Aku duduk di tepi kali. Berdebat dengannya membuatku lelah.

"Pop, saat orang terlalu sering terpapar kekerasan, mereka bakal muak, atau justru bakal menikmatinya," ucapku sambil menatap bayanganku sendiri. "Aku termasuk yang muak. Bukannya aku tak senang melihat kejahatan ditumpas dengan caramu. Aku hanya tak sanggup membayangkan hal yang sama terjadi pada orang-orang terdekatku. Aku punya keluarga, teman, dan aku masih harus sekolah dan memenuhi kebutuhanku. Aku tak punya ambisi sebesar ambisimu. Aku hanya ingin hidup damai."

Poppy diam saja.

"Bagaimana denganmu? Apa kau sungguh menikmati hidup di tengah kekerasan?" tanyaku. "Apa pun yang bisa salah, akan salah. Aku bisa saja mati saat kita disandera di Pondok. Darto mungkin memerkosamu seandainya Kak Jerry tak datang. Atau lebih buruk, kita semua bisa mati terbakar. Kalau itu terjadi, apa kau masih menikmatinya? Saat kau menangis, menggigil ketakutan di pelukanku dengan keringat dingin di sekujur tubuhmu, apa kau mau bilang itu cuma akting?"

Poppy tak menjawab. Kakinya gemetar.

"Kau tak bisa menipuku, Pop. Aku tahu kau juga ingin berhenti."

"Terus ... kamu mau aku gimana?"

Suaranya parau.

"Bubarkan Phantom Club. Aku takkan menyebarkan video ini ke mana-mana."

"Udah terlambat sekarang. Phantom Club akan tetap melanjutkan rencananya dengan atau tanpa aku."

"Kalau begitu, jadikan aku adminnya. Biarkan aku menggantikanmu sebagai Mr.

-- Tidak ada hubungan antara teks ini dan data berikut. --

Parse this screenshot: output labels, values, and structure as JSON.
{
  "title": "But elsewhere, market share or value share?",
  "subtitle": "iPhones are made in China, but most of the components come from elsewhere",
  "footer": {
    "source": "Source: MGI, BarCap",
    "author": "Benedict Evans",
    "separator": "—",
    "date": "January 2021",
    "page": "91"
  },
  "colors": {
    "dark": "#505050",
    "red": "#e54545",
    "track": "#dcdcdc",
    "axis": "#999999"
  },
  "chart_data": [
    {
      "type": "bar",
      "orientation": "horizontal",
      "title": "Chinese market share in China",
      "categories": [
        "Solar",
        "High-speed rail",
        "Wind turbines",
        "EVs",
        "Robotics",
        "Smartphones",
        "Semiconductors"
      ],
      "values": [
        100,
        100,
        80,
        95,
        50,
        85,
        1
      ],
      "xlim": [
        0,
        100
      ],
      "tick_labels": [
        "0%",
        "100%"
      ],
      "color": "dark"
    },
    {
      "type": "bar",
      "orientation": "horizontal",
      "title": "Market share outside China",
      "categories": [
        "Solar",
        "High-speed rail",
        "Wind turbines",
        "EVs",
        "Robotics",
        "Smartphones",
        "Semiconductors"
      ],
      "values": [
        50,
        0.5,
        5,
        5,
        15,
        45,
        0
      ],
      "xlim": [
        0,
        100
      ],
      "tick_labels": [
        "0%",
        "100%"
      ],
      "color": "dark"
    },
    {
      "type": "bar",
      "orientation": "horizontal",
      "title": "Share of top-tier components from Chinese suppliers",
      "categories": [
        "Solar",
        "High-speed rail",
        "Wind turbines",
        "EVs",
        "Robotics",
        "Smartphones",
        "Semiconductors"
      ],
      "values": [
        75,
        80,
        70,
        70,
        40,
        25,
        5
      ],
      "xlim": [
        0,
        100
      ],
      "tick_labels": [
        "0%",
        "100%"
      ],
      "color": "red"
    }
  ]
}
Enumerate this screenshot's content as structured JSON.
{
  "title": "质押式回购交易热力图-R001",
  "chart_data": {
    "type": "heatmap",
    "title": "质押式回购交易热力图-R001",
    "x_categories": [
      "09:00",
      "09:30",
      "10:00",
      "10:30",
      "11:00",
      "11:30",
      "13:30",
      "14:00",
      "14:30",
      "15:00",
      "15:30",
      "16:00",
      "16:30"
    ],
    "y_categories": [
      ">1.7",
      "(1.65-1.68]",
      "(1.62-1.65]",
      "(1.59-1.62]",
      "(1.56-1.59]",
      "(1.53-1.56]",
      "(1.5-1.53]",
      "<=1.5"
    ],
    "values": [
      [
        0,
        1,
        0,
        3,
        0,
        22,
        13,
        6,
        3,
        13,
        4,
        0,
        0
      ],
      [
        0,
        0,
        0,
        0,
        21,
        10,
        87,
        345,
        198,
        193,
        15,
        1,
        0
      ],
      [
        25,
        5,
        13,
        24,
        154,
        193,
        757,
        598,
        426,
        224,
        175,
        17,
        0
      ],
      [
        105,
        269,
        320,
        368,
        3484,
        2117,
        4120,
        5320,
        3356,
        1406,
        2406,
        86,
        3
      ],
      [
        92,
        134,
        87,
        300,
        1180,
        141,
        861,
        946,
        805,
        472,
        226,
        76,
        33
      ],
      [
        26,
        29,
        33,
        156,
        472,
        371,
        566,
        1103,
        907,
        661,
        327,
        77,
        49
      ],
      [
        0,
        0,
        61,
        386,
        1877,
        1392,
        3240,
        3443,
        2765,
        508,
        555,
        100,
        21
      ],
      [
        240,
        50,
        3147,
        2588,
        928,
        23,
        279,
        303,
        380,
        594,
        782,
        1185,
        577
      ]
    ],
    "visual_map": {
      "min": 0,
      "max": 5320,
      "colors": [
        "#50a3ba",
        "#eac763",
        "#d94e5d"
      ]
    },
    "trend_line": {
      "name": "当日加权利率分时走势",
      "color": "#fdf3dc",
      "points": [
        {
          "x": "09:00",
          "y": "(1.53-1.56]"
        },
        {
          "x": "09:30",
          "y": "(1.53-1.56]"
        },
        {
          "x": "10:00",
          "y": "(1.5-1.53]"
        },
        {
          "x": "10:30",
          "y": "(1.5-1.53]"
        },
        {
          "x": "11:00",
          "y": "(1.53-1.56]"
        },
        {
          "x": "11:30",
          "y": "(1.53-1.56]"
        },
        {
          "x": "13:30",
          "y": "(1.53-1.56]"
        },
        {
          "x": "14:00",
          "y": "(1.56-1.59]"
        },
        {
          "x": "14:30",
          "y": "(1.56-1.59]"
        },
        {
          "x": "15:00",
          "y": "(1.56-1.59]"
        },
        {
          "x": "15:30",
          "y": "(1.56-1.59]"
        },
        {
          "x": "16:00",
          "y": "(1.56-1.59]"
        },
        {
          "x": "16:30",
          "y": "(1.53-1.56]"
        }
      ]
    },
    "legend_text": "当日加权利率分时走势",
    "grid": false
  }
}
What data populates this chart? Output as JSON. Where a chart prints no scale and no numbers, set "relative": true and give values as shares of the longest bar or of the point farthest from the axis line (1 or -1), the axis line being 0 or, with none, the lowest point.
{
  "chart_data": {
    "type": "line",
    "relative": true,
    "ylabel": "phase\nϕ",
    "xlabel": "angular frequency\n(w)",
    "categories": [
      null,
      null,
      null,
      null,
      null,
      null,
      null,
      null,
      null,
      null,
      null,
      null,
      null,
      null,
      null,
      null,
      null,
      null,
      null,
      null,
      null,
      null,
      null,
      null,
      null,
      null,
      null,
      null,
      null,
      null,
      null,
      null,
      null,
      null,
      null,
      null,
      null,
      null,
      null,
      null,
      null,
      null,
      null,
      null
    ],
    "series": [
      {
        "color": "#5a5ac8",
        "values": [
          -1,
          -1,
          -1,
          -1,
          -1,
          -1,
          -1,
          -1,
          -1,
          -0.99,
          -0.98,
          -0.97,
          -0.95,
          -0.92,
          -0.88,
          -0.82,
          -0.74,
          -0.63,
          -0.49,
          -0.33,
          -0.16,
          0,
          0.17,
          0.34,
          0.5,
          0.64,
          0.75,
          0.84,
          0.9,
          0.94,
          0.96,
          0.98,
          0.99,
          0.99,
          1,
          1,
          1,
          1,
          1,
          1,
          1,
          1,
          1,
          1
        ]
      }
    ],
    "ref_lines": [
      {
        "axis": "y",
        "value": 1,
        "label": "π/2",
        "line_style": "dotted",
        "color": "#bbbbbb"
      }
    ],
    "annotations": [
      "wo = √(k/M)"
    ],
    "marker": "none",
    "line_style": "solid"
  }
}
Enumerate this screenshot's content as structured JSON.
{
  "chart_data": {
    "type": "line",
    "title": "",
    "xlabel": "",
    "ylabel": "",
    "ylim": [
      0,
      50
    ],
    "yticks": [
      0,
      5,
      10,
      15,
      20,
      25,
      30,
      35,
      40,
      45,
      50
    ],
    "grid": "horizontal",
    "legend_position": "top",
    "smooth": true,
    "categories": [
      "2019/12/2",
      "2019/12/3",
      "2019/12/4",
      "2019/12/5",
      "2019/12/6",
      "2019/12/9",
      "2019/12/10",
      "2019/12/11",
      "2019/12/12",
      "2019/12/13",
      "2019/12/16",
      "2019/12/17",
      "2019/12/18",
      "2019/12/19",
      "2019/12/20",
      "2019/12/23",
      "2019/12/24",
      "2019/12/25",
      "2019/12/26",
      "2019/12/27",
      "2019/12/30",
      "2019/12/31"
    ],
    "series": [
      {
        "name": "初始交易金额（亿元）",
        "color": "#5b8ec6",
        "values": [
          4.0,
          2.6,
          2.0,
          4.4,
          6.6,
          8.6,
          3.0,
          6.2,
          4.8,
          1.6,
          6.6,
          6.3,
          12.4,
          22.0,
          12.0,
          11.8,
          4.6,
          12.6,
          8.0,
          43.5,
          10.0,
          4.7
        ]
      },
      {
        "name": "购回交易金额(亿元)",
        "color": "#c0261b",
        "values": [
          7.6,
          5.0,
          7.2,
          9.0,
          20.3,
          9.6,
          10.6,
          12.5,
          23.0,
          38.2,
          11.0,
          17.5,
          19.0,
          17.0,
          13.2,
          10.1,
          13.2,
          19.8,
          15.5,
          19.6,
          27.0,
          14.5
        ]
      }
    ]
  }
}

I."

"Hah?!"

"Meski aku gagal menghentikan mereka, setidaknya aku bisa menunda rencana mereka sampai aku lulus SMA dan meninggalkan kota ini. Setelah itu, kau bebas mau lanjut atau berhenti."

Poppy tampak merenung.

"Kalau kamu jadi Mr. I, apa kamu mau melindungiku?"

"Aku sudah berjanji pada Kak Jerry waktu di kafe, bukan?"

Mulutnya menganga. "Kamu masih ingat?"

"Bapakku bilang aku tak boleh ingkar janji," balasku. "Kalau kau merasa rumahmu kurang aman, kau bisa menyimpan tengkorak itu di tempatku. Kau mau kerja sama denganku, 'kan? Aku juga butuh kekuatanmu untuk menjaga agar kota ini tetap damai."

Poppy mengusap air matanya yang hampir jatuh.

"Kalau itu maumu ... aku enggak akan nolak, Grey, tapi," Poppy mendekati telingaku dan berbisik, "kamu harus tanggung jawab."

Ia mencium pipiku, memberiku boneka, lalu meninggalkanku. Ia sempat melempar senyum dari jauh, senyum penuh misteri, senyum yang menyesatkanku dalam ilusi bak kotak harta di ujung pelangi. Matahari telah terbenam, tetapi aku masih enggan untuk pergi. Aku ingin menjadi batu. Aku ingin membenamkan diri di kali tanpa ada yang peduli pada nama dan asal-usulku.